In 1980, they travelled across New South Wales to Sydney, where they became part of the Harbour City’s burgeoning alternative music scene alongside Laughing Clowns, Tactics, The Reels, Wild West and the M Squared crew. After recording their jittery first single, ‘No Word from China’, for their bespoke Primate Records imprint, Pel Mel captivated the young Australian counterculture. From there, they quickly signed with GAP, released several more of-the-era singles, and toured Australia with Elvis Costello before a burst of frenzied creativity and line-up changes that gave birth to their first two albums, “Out Of Reason” (1982) and “Persuasion” (1983). During those years, they developed a reputation as an energetic and engaging live act and continued touring until 1984, when the group ran out of steam and parted ways.

Over the following years, Pel Mel developed a cult reputation within the Australian counter-cultural music canon and further abroad with open-eared post-punk and avant-rock collectors, eventually culminating in a series of reunion shows as the Pel Mel Organisation in 2012, as well as a Best Of compilation and a live album. And that could have been where the Pel Mel story ended, but our friends at Melbourne’s Efficient Space label other ideas.
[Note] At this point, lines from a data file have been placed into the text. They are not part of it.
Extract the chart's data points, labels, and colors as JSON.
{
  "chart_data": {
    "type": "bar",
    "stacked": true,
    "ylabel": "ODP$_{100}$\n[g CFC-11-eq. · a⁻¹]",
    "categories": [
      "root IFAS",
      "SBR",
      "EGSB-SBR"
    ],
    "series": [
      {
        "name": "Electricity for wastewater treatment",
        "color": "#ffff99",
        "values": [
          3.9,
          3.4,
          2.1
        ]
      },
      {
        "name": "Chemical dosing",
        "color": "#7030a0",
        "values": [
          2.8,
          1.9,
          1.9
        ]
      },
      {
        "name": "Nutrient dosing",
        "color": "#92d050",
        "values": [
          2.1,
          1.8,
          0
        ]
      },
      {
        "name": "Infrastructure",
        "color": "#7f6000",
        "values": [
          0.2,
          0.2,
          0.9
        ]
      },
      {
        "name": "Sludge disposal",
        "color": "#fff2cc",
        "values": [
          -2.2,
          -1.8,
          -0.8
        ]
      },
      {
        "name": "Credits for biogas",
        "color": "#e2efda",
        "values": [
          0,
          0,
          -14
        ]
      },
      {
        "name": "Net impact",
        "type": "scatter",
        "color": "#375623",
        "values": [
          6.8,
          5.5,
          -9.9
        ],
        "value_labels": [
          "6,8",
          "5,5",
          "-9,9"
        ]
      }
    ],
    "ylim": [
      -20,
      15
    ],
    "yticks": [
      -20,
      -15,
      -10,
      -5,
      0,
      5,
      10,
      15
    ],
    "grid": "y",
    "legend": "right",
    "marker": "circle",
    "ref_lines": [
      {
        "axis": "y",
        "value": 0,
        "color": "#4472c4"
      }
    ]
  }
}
Buoyed by rumours that there was a third unreleased album in the Pel Mel vaults, they embarked on a decade-long pursuit, which on June 9 2023, led to the release of “Late, Late Show.” Recorded to tape in the mid-1980s, the six tracks contained on “Late Late Show” find Pel Mel utilizing a blend of LinnDrum, live drumming, rubbery post-electro synths, angular post-punk guitars and airy vocals to explore an eclectic, eccentric and thoroughly engaging vision thoroughly free from commercial pressures.

After opening with ‘Love On A Funeral Pyre’, a bubbly half-time number that evokes a bossa nova drum machine sensibility not unlike the dreamy sunset ambience of French-Belgian synthpop trio Antena, ‘Shipwrecked’ sees them stepping slightly sideways into an electro-samba groove dressed up in yearning vocals from Jude McGee, who took over lead vocals from Graeme Dunne after their first album. From there, ‘Fool’s House’ flips Pel Mel’s sound into a form of twee boogie where flickering disco guitars slow dance with refrains that wouldn’t sound out of place on a Young Marble Giants record before ‘Mr President’ sees that band landing in a punk-funk interzone somewhere between Orange Juice, Talking Heads and Tom Tom Club.

From there, Pel Mel wraps up “Late, Late Show” with the swirling synthesiser soundscapes of the album’s title track and an easy breezy digital reggae-not-reggae bubble on ‘Calamity Jane’. Listening back through the album again while writing up this review, I was struck by two interconnected feelings: Sadness Pel Mel wasn’t able to release and tour “Late, Late Show” during their golden era and a deep gratitude that, close to forty years later, we’ve been given the gift of this music at all. A late, late show is better than no show at all, but it’s hard not to wonder what could have been.